Maybe we don't want to tempt fate, maybe we don't want to jinx things, maybe we just don't want to share. More often, I think that we want to protect ourselves from disappointment. The more we want something, the more disappointed we feel when we don't get it, and most of the time, we want that baby pretty badly. So we feign indifference, we act nonchalant, we behave as if it's not a big deal. All the while, we're secretly crossing our fingers for that positive pregnancy test.

When we do get pregnant, we become even more secretive. We think that the pregnancy is not yet stable so we can't share the news. We think that the secrecy protects us and our baby. In truth, it makes no sense at all. If the pregnancy goes well, all logic will tell you that keeping things secret was not the reason for success. Now, what if the pregnancy does not go well? We then find ourselves isolated in our grief. Nobody knew about the baby so there's nobody to listen to our sadness, nobody to tell us that things will be all right. There is the husband, but nobody else.
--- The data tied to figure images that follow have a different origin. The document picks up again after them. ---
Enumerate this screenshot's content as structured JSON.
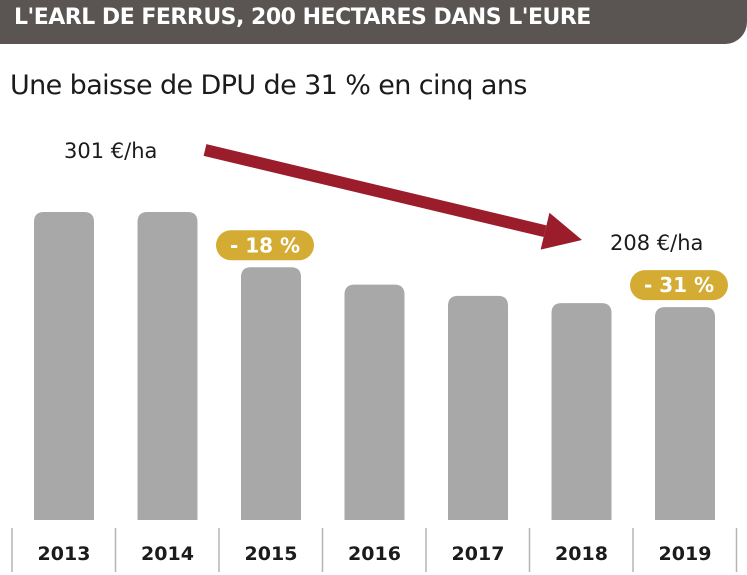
{
  "header": {
    "title": "L'EARL DE FERRUS, 200 HECTARES DANS L'EURE"
  },
  "chart_data": {
    "type": "bar",
    "title": "Une baisse de DPU de 31 % en cinq ans",
    "categories": [
      "2013",
      "2014",
      "2015",
      "2016",
      "2017",
      "2018",
      "2019"
    ],
    "series": [
      {
        "values": [
          301,
          301,
          247,
          230,
          219,
          212,
          208
        ]
      }
    ],
    "unit": "€/ha",
    "ylim": [
      0,
      320
    ],
    "grid": false,
    "annotations": {
      "start_value_label": "301 €/ha",
      "end_value_label": "208 €/ha",
      "badges": [
        {
          "category": "2015",
          "text": "- 18 %"
        },
        {
          "category": "2019",
          "text": "- 31 %"
        }
      ]
    },
    "colors": {
      "bar": "#a9a8a8",
      "arrow": "#9b1c2b",
      "badge": "#d4ac33",
      "header": "#5a5453",
      "separator": "#b5b5b5"
    }
  }
}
And the husband, not wanting to burden his grieving wife further, has nobody. So, having kept the pregnancy a secret, we then bury its loss. As if it never happened. As if it was too insignificant to be remembered. We put on our happy face and attack life with a vengeance. Now we shouldn't be moping around being miserable forever but we should allow ourselves time to grieve. If we don't acknowledge it, if we don't respect it, if we don't permit ourselves to mourn it, if we try to bury it or toss it off casually, we may never heal completely. And all this pretense and secrecy ain't helping us one bit.

Yes, it's not easy to listen to your heart, to embrace life's ups and downs, to keep the faith, to live fully in the present. It takes a brave woman to shout out and admit that yes! she's trying! and trying hard! for a baby. It takes confidence for a newly pregnant woman to declare her pregnancy and in doing so, make herself vulnerable to disappointment. And, in the wake of loss, it takes courage to tell others, "I didn't make it and I'm devastated that I didn't."

Well, I got the last one ticked off. The next time round, I'll get the first two.

"Dance like nobody's watching; love like you've never been hurt.
Sing like nobody's listening; live like it's heaven on earth."